Dell has reference architectures combining its server, storage, and networking gear with Nvidia GPU servers and software. Its x86 servers include the R760xa, XE8640, and XE9690. The Nvidia GPUs include the L40s and H10, but newer models will be supported too.
The XE9680 uses Nvidia’s H200 GPU plus the newly announced and more powerful air-cooled B100 and the liquid-cooled HGX B200. The HGX H200 has twice the performance and half the TCO of the HGX H100 GPU.
Dell will also support Nvidia’s GB200 superchip with its up to 20x better processing performance and 40x lower TCO for at-scale inferencing, compared to the eight-way HGX H100 GPU. The GB200 is positioned as a real-time inferencing chip, capable of running multi-trillion parameter models.
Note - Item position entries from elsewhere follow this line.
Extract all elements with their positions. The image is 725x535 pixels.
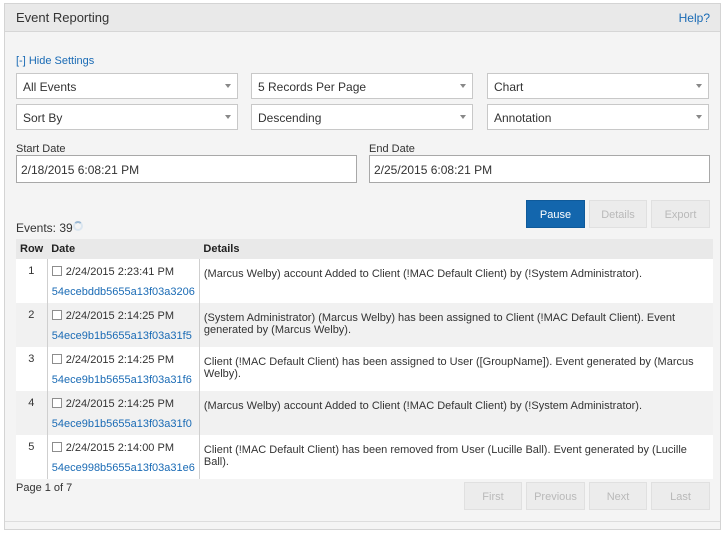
first-page-button[interactable]: First — [464, 482, 522, 510]
next-page-button[interactable]: Next — [589, 482, 647, 510]
event-details: (Marcus Welby) account Added to Client (… — [203, 268, 643, 280]
row-checkbox[interactable] — [51, 398, 62, 409]
event-date: 2/24/2015 2:14:25 PM — [65, 398, 174, 410]
row-number: 1 — [28, 265, 35, 277]
pause-button[interactable]: Pause — [526, 200, 585, 228]
event-filter-select[interactable]: All Events — [16, 73, 238, 99]
event-date: 2/24/2015 2:14:00 PM — [65, 442, 174, 454]
date-cell: 2/24/2015 2:14:25 PM 54ece9b1b5655a13f03… — [46, 303, 200, 347]
event-id-link[interactable]: 54ece9b1b5655a13f03a31f5 — [52, 330, 195, 342]
chevron-down-icon — [460, 84, 466, 88]
chevron-down-icon — [696, 115, 702, 119]
export-button[interactable]: Export — [651, 200, 710, 228]
sort-by-value: Sort By — [23, 111, 63, 125]
view-mode-select[interactable]: Chart — [487, 73, 709, 99]
column-header-row[interactable]: Row — [16, 239, 48, 259]
table-row: 4 2/24/2015 2:14:25 PM 54ece9b1b5655a13f… — [16, 391, 713, 435]
table-row: 2 2/24/2015 2:14:25 PM 54ece9b1b5655a13f… — [16, 303, 713, 347]
chevron-down-icon — [225, 115, 231, 119]
event-id-link[interactable]: 54ecebddb5655a13f03a3206 — [52, 286, 195, 298]
panel-header: Event Reporting Help? — [5, 4, 720, 32]
table-row: 3 2/24/2015 2:14:25 PM 54ece9b1b5655a13f… — [16, 347, 713, 391]
event-reporting-panel: Event Reporting Help? [-] Hide Settings … — [4, 3, 721, 530]
row-number: 5 — [28, 441, 35, 453]
date-cell: 2/24/2015 2:23:41 PM 54ecebddb5655a13f03… — [46, 259, 200, 303]
sort-by-select[interactable]: Sort By — [16, 104, 238, 130]
chevron-down-icon — [225, 84, 231, 88]
chevron-down-icon — [460, 115, 466, 119]
event-id-link[interactable]: 54ece9b1b5655a13f03a31f6 — [52, 374, 195, 386]
end-date-value: 2/25/2015 6:08:21 PM — [374, 163, 493, 177]
loading-spinner-icon — [73, 221, 83, 231]
records-per-page-select[interactable]: 5 Records Per Page — [251, 73, 473, 99]
start-date-label: Start Date — [16, 143, 66, 155]
row-checkbox[interactable] — [51, 266, 62, 277]
page-title: Event Reporting — [16, 10, 110, 25]
start-date-field[interactable]: 2/18/2015 6:08:21 PM — [16, 155, 357, 183]
help-link[interactable]: Help? — [679, 11, 710, 25]
row-number: 2 — [16, 303, 48, 347]
event-id-link[interactable]: 54ece9b1b5655a13f03a31f0 — [52, 418, 195, 430]
events-table: Row Date Details 1 2/24/2015 2:23:41 PM … — [16, 239, 713, 479]
details-button[interactable]: Details — [589, 200, 647, 228]
table-header-row: Row Date Details — [16, 239, 713, 259]
sort-order-select[interactable]: Descending — [251, 104, 473, 130]
event-details: (System Administrator) (Marcus Welby) ha… — [199, 303, 713, 347]
event-id-link[interactable]: 54ece998b5655a13f03a31e6 — [52, 462, 195, 474]
annotation-value: Annotation — [494, 111, 552, 125]
event-details: (Marcus Welby) account Added to Client (… — [199, 391, 713, 435]
column-header-date[interactable]: Date — [47, 239, 200, 259]
row-checkbox[interactable] — [51, 310, 62, 321]
event-details: Client (!MAC Default Client) has been re… — [203, 444, 687, 468]
chevron-down-icon — [696, 84, 702, 88]
end-date-field[interactable]: 2/25/2015 6:08:21 PM — [369, 155, 710, 183]
start-date-value: 2/18/2015 6:08:21 PM — [21, 163, 140, 177]
last-page-button[interactable]: Last — [651, 482, 710, 510]
table-row: 5 2/24/2015 2:14:00 PM 54ece998b5655a13f… — [16, 435, 713, 479]
column-header-details[interactable]: Details — [199, 239, 713, 259]
sort-order-value: Descending — [258, 111, 322, 125]
date-cell: 2/24/2015 2:14:00 PM 54ece998b5655a13f03… — [46, 435, 200, 479]
hide-settings-link[interactable]: [-] Hide Settings — [16, 55, 94, 67]
event-filter-value: All Events — [23, 80, 77, 94]
previous-page-button[interactable]: Previous — [526, 482, 585, 510]
date-cell: 2/24/2015 2:14:25 PM 54ece9b1b5655a13f03… — [46, 347, 200, 391]
row-checkbox[interactable] — [51, 354, 62, 365]
annotation-select[interactable]: Annotation — [487, 104, 709, 130]
event-date: 2/24/2015 2:23:41 PM — [65, 266, 174, 278]
table-row: 1 2/24/2015 2:23:41 PM 54ecebddb5655a13f… — [16, 259, 713, 303]
row-number: 4 — [16, 391, 48, 435]
end-date-label: End Date — [369, 143, 415, 155]
event-date: 2/24/2015 2:14:25 PM — [65, 310, 174, 322]
view-mode-value: Chart — [494, 80, 524, 94]
event-date: 2/24/2015 2:14:25 PM — [65, 354, 174, 366]
events-count: Events: 39 — [16, 221, 73, 235]
panel-footer-divider — [5, 521, 720, 522]
row-number: 3 — [28, 353, 35, 365]
page-info: Page 1 of 7 — [16, 482, 73, 494]
records-per-page-value: 5 Records Per Page — [258, 80, 367, 94]
row-checkbox[interactable] — [51, 442, 62, 453]
event-details: Client (!MAC Default Client) has been as… — [203, 356, 694, 380]
date-cell: 2/24/2015 2:14:25 PM 54ece9b1b5655a13f03… — [46, 391, 200, 435]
All this kit can be used, Dell says, both for AI model training and inference. It can use BlueField-3 Ethernet or InfiniBand networking. The PowerEdge 760xa uses Nvidia’s Omniverse OVX 3.0 platform while the XE9680 has Nvidia’s Spectrum-X Ethernet AI fabric.
Dell’s PowerScale storage now has Nvidia DGX SuperPOD validation, the first Ethernet-connected storage to get that qualification, with PowerScale claimed to exceed the SuperPOD benchmark requirements. Dell has not disclosed specific benchmark numbers.
A Dell PowerScale Solutions Overview doc says PowerScale now (PCIe 5-based F710 with OneFS 9.7) has 2x faster steaming writes and reads performance than the previous generation (PCIe 3-based F600 and OneFS 9.4) plus up to 90 percent higher performance/watt and up to 2.5x improvement in high concurrency workloads.
In GPUDirect terms the F600 did 1.26 GBps/node sequential writes and and 5.26 GBps sequential reads. A 2x improvement makes that 2.52 GBps/node read bandwidth and 10.52 GBps/node write bandwidth for the F710. Other systems go much faster. DDN’s AI400X2 Turbo does 37.5 GBps/node when writing and 60 GBps/node when reading
The data lakehouse element of this soup-to-nuts AI portfolio uses Starburst Presto software, Kubernetes-organized lakehouse system software, and scale-out object storage based on Dell’s ECS, ObjectScale or PowerScale storage products.
Availability
- Dell AI Factory with NVIDIA is available globally through traditional channels and Dell APEX now.
- Dell PowerEdge XE9680 servers with NVIDIA B200 Tensor Core GPUs, NVIDIA B100 Tensor Core GPUs and NVIDIA H200 Tensor Core GPUs have expected availability later this year.
- Dell Generative AI Solutions with NVIDIA – RAG is available globally through traditional channels and Dell APEX now.
- Dell Generative AI Solutions with NVIDIA – Model Training will be available globally through traditional channels and Dell APEX in April 2024.
- The Dell Data Lakehouse is now available globally.
- Dell PowerScale is validated with NVIDIA DGX SuperPOD with DGX H100 and NVIDIA OVX solutions now.
- The Dell Implementation Service for RAG is available in select locations starting May 31.
- Dell infrastructure deployment services for model training is available in select locations starting March 29.
Bootnote
The “IDC Futurescape: Worldwide Artificial Intelligence and Automation 2024 predictions” report costs $7,500.